School of Computer Science and Engineering, Changchun University of Technology, North Yuanda Street No. 3000, Changchun, 130012 Jilin, China.
Key Laboratory for Bio-Electromagnetic Environment and Advanced Medical Theranostics, School of Biomedical Engineering and Informatics, Nanjing Medical University, Longmian Avenue No. 101, Nanjing, 211166 Jiangsu, China.
J Chem Inf Model. 2024 Nov 11;64(21):8322-8338. doi: 10.1021/acs.jcim.4c01061. Epub 2024 Oct 21.
Toxicity is paramount for comprehending compound properties, particularly in the early stages of drug design. Due to the diversity and complexity of toxic effects, it became a challenge to compute compound toxicity tasks. To address this issue, we propose a multimodal representation learning model, termed multimodal graph isomorphism network (MMGIN), to address this challenge for compound toxicity multitask learning. Based on fingerprints and molecular graphs of compounds, our MMGIN model incorporates a multimodal representation learning model to acquire a comprehensive compound representation. This model adopts a two-channel structure to independently learn fingerprint representation and molecular graph representation. Subsequently, two feedforward neural networks utilize the learned multimodal compound representation to perform multitask learning, encompassing compound toxicity classification and multiple compound category classification simultaneously. To test the effectiveness of our model, we constructed a novel data set, termed the compound toxicity multitask learning (CTMTL) data set, derived from the TOXRIC data set. We compare our MMGIN model with other representative machine learning and deep learning models on the CTMTL and Tox21 data sets. The experimental results demonstrate significant advancements achieved by our MMGIN model.
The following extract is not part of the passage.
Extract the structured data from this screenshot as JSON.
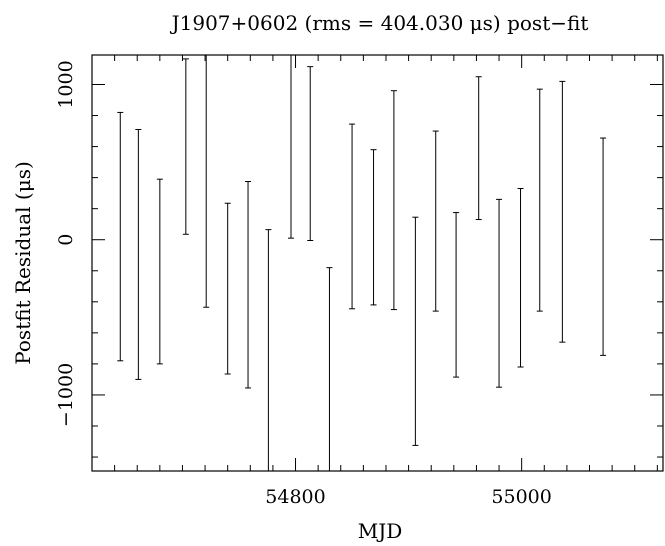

Furthermore, the ablation study underscores the effectiveness of the introduced fingerprints, molecular graphs, the multimodal representation learning model, and the multitask learning model, showcasing the model's superior predictive capability and robustness.
毒性对于理解化合物性质至关重要,特别是在药物设计的早期阶段。由于毒性作用的多样性和复杂性,计算化合物毒性任务成为了一个挑战。为了解决这个问题,我们提出了一种多模态表示学习模型,称为多模态图同构网络(MMGIN),以解决化合物毒性多任务学习中的这个挑战。基于化合物的指纹和分子图,我们的 MMGIN 模型采用了一种多模态表示学习模型,以获取全面的化合物表示。该模型采用了双通道结构,分别独立地学习指纹表示和分子图表示。然后,两个前馈神经网络利用学习到的多模态化合物表示来同时进行多任务学习,包括化合物毒性分类和多个化合物类别分类。为了测试我们模型的有效性,我们构建了一个新的数据集,称为化合物毒性多任务学习(CTMTL)数据集,该数据集源自 TOXRIC 数据集。我们将我们的 MMGIN 模型与其他有代表性的机器学习和深度学习模型在 CTMTL 和 Tox21 数据集上进行了比较。实验结果表明我们的 MMGIN 模型取得了显著的进展。此外,消融研究强调了引入的指纹、分子图、多模态表示学习模型和多任务学习模型的有效性,展示了模型的优越预测能力和鲁棒性。